Wednesday, 28 April 2010
When I was pregnant with The Youngest, I decided that the one morning a week that my partner had off work and was prepared to spend looking after Middle Son, I would spend attending an ante-natal yoga class. I remember being particularly tired during that last pregnancy - having two children already to care for aswell as two part-time cleaning jobs that I had to squeeze into any available nursery hours all took its inevitable toll on my energy levels - and so I figured that the relaxing benefits of yoga would do both me and my unborn child good. I had a friend who was at a similar stage of pregnancy to me and so we made an arrangement to meet up every Tuesday morning and dutifully roll up at our local 'healing centre' to be put through some gentle yogic paces.
The woman who taught us and who also owned and ran the healing centre had - I remember - all these gilt framed pictures up everywhere of another woman whom she described as being her 'guru' - a woman with long grey hair and a serene expression, who held her palms together as if in prayer and who always appeared in every picture to be wearing exactly the same long multi-coloured caftan. The teacher herself always wore sandals with these strange little bells on them that would knock together every time she made so much as the slightest movement, producing tiny little tinkly noises that seemed to echo on and on. She also insisted on being called a completely made up (and rather exotic and bohemian sounding) amalgamation of her first and last names, despite the fact that she already had a perfectly serviceable ordinary first name and that far from actually hailing from anywhere exotic she in fact came from a large grey commuter town just off the M1. Needless to say it was fairly clear to me from the start that ours was not a match made in heaven.

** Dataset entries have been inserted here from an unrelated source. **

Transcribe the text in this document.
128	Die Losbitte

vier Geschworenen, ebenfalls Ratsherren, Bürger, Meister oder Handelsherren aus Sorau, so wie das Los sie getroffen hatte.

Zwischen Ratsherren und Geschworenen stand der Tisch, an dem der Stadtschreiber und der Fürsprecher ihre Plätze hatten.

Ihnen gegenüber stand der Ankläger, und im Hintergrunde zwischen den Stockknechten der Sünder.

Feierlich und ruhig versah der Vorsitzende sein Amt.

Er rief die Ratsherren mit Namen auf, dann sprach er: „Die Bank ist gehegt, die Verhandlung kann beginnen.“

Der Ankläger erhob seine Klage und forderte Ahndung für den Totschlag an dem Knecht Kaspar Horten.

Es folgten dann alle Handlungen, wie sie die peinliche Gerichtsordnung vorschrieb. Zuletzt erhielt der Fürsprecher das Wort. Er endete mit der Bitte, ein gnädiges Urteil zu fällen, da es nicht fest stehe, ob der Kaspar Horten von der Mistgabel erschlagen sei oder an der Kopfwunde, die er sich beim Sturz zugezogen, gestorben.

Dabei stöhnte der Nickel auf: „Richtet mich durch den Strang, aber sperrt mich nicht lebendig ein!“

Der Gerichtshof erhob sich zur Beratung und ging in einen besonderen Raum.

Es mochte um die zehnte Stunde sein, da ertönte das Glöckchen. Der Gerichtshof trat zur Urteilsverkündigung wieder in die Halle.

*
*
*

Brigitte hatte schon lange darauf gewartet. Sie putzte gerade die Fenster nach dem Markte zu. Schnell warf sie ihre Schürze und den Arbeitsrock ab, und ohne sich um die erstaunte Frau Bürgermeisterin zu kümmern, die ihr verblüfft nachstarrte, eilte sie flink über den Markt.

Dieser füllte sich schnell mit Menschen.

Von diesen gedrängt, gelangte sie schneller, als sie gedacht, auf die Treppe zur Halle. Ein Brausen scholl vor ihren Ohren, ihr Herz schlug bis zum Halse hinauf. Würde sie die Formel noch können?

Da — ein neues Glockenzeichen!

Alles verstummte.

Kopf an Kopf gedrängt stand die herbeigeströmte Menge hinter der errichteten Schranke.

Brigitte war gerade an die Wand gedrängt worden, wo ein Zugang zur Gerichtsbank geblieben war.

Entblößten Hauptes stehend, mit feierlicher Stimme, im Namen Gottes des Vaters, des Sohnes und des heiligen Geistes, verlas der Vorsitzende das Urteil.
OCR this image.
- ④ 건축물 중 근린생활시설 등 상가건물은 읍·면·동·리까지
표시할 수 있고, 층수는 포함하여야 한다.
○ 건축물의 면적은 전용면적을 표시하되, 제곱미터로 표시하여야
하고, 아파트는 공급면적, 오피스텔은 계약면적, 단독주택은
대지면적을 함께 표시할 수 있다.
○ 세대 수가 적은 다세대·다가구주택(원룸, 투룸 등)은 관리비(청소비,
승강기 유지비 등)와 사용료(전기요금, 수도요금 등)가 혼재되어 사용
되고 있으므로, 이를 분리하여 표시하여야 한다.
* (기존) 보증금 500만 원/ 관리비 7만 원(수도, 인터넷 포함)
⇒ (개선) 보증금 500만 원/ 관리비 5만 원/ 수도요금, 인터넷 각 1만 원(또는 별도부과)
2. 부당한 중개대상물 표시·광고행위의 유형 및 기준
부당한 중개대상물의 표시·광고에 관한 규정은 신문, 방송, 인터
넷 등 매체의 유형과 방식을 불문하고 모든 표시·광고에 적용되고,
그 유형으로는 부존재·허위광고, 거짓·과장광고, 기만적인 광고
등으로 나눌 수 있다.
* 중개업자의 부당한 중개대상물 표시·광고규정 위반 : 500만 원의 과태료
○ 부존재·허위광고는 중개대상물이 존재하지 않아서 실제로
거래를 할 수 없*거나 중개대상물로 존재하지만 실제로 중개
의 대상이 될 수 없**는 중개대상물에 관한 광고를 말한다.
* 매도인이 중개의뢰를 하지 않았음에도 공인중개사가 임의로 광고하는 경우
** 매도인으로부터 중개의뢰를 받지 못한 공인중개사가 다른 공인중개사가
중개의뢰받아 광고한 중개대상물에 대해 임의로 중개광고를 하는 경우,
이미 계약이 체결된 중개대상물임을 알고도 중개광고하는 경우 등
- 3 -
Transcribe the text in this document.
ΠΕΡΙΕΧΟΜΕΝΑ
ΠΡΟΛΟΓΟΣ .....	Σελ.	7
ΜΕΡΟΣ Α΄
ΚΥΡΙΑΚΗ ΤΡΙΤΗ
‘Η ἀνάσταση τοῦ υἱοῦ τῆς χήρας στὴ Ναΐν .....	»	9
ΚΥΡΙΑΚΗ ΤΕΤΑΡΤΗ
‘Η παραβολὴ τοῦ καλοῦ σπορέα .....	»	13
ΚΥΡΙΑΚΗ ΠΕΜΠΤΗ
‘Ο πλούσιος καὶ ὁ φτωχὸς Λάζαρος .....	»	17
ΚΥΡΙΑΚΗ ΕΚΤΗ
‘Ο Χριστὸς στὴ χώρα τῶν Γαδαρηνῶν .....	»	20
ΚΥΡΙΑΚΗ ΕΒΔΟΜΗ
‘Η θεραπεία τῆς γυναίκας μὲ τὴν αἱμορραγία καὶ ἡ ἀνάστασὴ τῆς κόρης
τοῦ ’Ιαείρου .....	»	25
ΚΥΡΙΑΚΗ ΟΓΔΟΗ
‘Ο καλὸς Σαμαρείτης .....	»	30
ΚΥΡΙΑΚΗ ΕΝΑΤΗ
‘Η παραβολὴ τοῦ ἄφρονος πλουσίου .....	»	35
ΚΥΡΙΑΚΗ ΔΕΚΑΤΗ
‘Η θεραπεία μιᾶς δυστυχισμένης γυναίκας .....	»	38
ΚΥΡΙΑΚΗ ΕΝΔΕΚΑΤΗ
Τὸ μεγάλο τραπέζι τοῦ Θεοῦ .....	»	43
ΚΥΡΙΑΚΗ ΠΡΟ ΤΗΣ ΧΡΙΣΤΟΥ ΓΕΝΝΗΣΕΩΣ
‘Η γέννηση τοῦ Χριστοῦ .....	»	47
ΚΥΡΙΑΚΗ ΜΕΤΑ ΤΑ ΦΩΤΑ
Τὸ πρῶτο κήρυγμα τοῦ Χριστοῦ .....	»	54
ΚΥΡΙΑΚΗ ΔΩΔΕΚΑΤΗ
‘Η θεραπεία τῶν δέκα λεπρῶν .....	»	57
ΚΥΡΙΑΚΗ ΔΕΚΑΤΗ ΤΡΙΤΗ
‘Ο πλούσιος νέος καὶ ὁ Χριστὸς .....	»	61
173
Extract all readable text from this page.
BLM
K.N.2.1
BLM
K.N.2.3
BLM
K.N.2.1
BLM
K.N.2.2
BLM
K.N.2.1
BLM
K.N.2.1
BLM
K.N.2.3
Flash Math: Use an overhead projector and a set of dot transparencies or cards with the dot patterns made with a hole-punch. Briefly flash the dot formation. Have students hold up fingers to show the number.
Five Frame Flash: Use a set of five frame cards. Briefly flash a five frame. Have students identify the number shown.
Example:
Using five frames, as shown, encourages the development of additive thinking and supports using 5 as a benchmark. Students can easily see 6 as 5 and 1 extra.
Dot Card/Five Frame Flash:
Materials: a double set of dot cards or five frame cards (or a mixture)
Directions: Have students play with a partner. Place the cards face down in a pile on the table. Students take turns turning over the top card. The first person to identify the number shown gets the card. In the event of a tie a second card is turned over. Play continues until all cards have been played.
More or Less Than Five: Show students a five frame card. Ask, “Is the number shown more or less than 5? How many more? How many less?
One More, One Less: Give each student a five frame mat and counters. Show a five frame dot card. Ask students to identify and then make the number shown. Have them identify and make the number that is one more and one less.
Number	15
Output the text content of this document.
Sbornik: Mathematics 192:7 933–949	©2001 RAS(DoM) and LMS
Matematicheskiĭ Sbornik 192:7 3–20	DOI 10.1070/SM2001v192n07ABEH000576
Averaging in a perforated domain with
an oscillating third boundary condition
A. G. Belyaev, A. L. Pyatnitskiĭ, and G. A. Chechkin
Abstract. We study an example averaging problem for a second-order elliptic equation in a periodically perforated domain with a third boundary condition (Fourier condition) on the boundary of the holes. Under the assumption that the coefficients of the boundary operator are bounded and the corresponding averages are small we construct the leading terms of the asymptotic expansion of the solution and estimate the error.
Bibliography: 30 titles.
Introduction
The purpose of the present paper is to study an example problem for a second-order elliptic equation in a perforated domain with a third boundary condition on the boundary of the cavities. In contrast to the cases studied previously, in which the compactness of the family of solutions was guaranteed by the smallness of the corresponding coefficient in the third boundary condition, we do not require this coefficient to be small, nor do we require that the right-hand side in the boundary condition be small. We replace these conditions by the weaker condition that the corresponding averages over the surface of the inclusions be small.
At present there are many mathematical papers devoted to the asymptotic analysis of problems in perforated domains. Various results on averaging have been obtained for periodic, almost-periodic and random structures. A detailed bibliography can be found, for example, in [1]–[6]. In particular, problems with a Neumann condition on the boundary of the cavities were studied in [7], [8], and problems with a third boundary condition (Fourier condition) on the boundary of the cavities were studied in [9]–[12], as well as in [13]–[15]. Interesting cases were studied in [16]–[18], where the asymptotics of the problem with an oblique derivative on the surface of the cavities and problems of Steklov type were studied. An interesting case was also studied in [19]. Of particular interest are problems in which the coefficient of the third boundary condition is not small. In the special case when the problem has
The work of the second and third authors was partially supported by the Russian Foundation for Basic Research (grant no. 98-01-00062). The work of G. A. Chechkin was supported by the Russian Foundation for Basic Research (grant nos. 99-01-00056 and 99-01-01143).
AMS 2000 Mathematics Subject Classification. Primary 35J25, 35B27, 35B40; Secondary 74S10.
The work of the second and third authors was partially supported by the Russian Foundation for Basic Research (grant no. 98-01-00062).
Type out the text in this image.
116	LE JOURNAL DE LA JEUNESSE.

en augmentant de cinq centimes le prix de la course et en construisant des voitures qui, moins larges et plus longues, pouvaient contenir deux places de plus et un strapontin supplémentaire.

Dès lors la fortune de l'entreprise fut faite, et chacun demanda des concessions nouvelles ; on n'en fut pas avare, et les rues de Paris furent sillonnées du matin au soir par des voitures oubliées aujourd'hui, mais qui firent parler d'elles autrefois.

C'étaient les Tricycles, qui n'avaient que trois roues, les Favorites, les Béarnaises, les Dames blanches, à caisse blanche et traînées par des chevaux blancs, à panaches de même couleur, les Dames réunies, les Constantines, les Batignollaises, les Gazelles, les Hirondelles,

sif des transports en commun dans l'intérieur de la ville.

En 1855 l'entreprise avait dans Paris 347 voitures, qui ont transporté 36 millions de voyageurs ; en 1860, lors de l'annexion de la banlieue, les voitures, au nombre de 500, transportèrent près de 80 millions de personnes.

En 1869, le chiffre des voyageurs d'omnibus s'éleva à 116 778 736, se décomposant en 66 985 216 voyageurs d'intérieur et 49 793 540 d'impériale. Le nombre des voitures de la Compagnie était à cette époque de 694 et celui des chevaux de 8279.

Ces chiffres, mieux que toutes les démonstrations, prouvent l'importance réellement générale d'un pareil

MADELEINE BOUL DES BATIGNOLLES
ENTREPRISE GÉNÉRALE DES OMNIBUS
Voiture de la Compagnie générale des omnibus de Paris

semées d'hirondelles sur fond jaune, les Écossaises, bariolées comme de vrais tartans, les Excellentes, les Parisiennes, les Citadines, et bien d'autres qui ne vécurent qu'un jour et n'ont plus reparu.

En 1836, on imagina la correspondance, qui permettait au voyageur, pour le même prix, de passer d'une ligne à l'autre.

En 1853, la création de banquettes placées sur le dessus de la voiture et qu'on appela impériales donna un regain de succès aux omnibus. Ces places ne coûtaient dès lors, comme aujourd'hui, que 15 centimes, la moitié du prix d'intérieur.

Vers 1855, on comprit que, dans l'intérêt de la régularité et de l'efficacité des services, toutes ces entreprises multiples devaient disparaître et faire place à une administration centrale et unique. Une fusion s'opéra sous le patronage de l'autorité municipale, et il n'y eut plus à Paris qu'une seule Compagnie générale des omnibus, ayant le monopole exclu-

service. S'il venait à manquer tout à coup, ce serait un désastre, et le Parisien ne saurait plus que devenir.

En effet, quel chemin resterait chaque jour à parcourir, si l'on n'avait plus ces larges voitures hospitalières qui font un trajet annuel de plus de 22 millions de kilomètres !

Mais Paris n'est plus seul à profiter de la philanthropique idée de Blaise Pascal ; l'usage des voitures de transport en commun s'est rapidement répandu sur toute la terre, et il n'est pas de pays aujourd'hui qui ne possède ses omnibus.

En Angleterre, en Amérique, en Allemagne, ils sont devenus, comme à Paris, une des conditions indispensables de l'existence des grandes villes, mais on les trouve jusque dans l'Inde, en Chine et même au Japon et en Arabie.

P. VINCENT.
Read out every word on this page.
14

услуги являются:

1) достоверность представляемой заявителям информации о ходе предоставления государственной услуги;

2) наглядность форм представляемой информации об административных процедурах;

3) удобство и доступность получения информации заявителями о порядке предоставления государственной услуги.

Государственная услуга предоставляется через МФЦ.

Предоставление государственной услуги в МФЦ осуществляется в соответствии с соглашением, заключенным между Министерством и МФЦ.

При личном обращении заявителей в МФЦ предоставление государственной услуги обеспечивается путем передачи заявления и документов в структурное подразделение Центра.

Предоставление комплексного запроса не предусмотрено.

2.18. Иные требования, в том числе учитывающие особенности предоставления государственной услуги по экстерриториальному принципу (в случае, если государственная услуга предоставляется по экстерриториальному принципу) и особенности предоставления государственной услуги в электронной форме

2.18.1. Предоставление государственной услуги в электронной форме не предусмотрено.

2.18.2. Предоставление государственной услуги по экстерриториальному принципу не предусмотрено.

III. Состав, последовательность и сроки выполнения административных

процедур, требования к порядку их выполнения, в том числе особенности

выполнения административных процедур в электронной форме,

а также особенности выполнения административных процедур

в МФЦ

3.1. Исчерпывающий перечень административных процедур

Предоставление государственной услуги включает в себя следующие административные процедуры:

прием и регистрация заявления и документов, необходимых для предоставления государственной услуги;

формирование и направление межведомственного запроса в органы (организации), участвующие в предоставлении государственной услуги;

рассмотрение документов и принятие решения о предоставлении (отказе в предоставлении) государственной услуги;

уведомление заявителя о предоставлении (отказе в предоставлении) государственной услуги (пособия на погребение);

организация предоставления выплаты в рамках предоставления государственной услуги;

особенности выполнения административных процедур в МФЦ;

I stuck with the yoga though as I enjoyed the actual physical exercises and the 'me time' that it afforded, but as my pregnancy progressed my tolerance decreased, and I became more and more irritated with she of the pretentious name and the tinkling sandals. I remember one particular morning coming home from a class, stomping into the kitchen and slamming my keys down on the table, all of which had the immediate effect of causing my partner to fall about in fits of helpless laughter. He just about managed to blurt out, 'Gappy, it's yoga. It's not supposed to make you angry' before once again dissolving into a puddle of mirth - at which point I launched into a frustrated rant about how when I had mentioned how little sleep I was getting because the baby seemed to want to practice its somersaults as soon as I laid down - she had actually asked me what sort of visualisations I might want to focus on in order to enable my baby to relax. 'Has it not occurred to this woman that I might simply have an active baby and that my lack of sleep may not in fact be the result of some f***ing fault on my astral plane,' I raged - by which point my partner was laughing at me so hysterically that he nearly fell off his chair.
I only went again a few times after that. It was official. Pregnancy yoga was bad for my blood pressure. However, what might have remained a distant memory has now come to the fore again for me because I have been reminded in recent days of how at the end of the yoga class we would always do a short session of meditation in which we were encouraged to try to clear our minds and think of nothing. 'Well'... I can remember thinking at the time... 'This is ridiculous. It's impossible to think of nothing. Who thinks of nothing? I can't think of nothing, there is far too much in my head to even contemplate thinking of nothing.
Little did I know that almost four years later I would begin writing a blog and that all of a sudden the concept of being able to clear ones mind and think of nothing would not only make perfect sense, but that thinking of nothing would in fact become a common occurrence. Indeed that whenever I sat down to try to write a blog post, my mind would immediately and inexplicably go completely blank and that I would find myself suddenly incapable of thinking of anything at all. Oh how I long to go back to my old yoga teacher and tell her that I've cracked it - that I have achieved enlightenment and ascended to that higher plane - and all as a result of having been inspired by that well respected guru: Blogspot.com.
This has been my version of the post that everyone writes eventually... The 'Help, I can't think of anything to write' post. And so with it I am asking: Where does your inspiration come from? When and where do you come up with your best ideas? And what the bloody hell do you do when you really can't think of anything to write about?